Crucially, LO-AIF failures will not generate systemic contagion in the way bank failures could.


6. Complementarity: A Dual Credit Ecosystem


In future years, banks and LO-AIFs will increasingly operate in a complementary manner rather than competing directly.


Banks will:

  • originate senior or low-risk loans that LO-AIFs could acquire or participate in

  • partner with LO-AIFs in syndicated lending

  • use LO-AIFs as an outlet for NPL disposals or balance-sheet optimisation

  • refer borrowers requiring complex or flexible financing


LO-AIFs will:

  • provide credit where banks will remain limited by capital rules

  • support SMEs, real estate, infrastructure and transitional finance

  • offer speed and structural flexibility

  • co-lend with banks in multi-layered financing packages


The strongest credit markets will be those where both channels operate in parallel.

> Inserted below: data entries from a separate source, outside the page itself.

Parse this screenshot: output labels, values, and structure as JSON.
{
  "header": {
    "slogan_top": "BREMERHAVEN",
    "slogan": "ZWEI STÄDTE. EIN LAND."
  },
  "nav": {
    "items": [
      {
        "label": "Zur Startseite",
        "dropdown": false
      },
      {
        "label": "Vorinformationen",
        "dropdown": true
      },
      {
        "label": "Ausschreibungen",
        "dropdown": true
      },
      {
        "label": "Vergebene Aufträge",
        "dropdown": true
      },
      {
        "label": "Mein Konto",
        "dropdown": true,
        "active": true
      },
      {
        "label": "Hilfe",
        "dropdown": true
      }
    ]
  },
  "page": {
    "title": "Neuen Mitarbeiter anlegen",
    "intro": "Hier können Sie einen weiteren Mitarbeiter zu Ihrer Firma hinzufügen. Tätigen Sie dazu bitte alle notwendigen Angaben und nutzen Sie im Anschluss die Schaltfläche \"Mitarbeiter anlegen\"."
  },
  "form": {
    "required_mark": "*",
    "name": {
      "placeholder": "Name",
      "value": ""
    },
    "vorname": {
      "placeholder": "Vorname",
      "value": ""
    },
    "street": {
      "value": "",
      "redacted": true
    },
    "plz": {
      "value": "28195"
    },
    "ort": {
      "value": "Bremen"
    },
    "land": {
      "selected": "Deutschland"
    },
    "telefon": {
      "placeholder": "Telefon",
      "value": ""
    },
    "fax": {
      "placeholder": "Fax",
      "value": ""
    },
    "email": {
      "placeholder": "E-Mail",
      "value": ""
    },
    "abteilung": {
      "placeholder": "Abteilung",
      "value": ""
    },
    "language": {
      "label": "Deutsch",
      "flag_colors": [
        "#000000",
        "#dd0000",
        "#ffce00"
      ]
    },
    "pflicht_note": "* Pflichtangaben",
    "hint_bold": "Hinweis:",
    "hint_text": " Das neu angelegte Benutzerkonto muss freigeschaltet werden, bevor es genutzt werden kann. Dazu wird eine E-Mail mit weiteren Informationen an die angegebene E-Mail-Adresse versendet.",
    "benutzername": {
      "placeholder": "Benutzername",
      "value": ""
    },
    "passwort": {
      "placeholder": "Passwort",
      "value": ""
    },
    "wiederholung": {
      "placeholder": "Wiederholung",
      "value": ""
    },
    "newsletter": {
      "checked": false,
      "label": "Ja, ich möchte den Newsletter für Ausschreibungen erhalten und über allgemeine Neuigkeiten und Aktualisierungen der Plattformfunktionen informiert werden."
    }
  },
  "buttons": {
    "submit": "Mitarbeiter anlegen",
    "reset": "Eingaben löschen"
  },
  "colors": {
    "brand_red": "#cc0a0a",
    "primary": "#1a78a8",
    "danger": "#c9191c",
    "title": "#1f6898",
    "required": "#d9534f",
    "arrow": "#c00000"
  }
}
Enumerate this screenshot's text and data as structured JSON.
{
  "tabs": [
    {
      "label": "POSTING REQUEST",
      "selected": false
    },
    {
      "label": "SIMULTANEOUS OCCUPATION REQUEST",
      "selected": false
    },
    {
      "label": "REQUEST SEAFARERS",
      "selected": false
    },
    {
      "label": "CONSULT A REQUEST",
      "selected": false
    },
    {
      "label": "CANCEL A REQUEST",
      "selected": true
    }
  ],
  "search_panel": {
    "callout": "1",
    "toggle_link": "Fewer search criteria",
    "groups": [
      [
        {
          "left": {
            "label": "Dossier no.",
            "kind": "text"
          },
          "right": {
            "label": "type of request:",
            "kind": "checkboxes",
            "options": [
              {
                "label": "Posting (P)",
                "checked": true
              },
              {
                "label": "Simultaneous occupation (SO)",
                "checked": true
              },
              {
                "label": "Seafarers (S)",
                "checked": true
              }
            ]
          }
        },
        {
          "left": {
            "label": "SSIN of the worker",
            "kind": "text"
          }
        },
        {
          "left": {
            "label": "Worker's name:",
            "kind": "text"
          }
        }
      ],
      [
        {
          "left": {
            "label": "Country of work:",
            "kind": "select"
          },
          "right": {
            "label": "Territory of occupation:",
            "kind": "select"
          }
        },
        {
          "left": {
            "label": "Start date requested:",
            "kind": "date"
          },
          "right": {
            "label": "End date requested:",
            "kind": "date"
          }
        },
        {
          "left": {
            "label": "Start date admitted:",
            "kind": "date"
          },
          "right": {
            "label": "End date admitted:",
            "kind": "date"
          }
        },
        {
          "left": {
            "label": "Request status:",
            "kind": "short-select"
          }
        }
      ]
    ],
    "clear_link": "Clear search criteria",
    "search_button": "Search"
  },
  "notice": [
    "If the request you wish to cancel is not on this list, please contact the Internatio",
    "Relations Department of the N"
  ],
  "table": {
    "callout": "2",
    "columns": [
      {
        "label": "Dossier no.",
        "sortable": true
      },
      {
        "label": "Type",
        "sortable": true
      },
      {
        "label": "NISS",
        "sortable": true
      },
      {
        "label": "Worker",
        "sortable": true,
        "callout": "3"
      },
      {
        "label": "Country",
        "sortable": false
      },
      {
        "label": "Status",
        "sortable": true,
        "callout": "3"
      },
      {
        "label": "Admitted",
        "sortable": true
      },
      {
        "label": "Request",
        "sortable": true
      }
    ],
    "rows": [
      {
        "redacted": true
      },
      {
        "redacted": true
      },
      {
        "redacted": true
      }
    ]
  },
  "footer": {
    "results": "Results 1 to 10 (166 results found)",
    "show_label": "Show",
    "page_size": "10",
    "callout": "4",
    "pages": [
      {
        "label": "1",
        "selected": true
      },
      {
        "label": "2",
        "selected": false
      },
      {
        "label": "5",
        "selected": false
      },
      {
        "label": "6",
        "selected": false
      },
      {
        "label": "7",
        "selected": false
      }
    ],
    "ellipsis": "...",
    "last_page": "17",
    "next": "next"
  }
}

Conclusion: Divergent Structures, Converging Roles


Although banks and LO-AIFs will both lend, their functions, incentives and regulatory foundations will remain distinct. Banks will continue to anchor financial stability and public trust. LO-AIFs will increasingly channel institutional capital into specialised private-credit opportunities, without taking on systemic responsibilities.


As AIFMD II is implemented, and as private credit continues to evolve, Europe’s financing landscape will likely transition toward a dual-track credit system: one supported by prudentially regulated banks, and one driven by flexible, investor-funded LO-AIFs.


The goal will not be to force convergence but to ensure that each model operates within a framework that reflects its risks, responsibilities and contribution to the economy.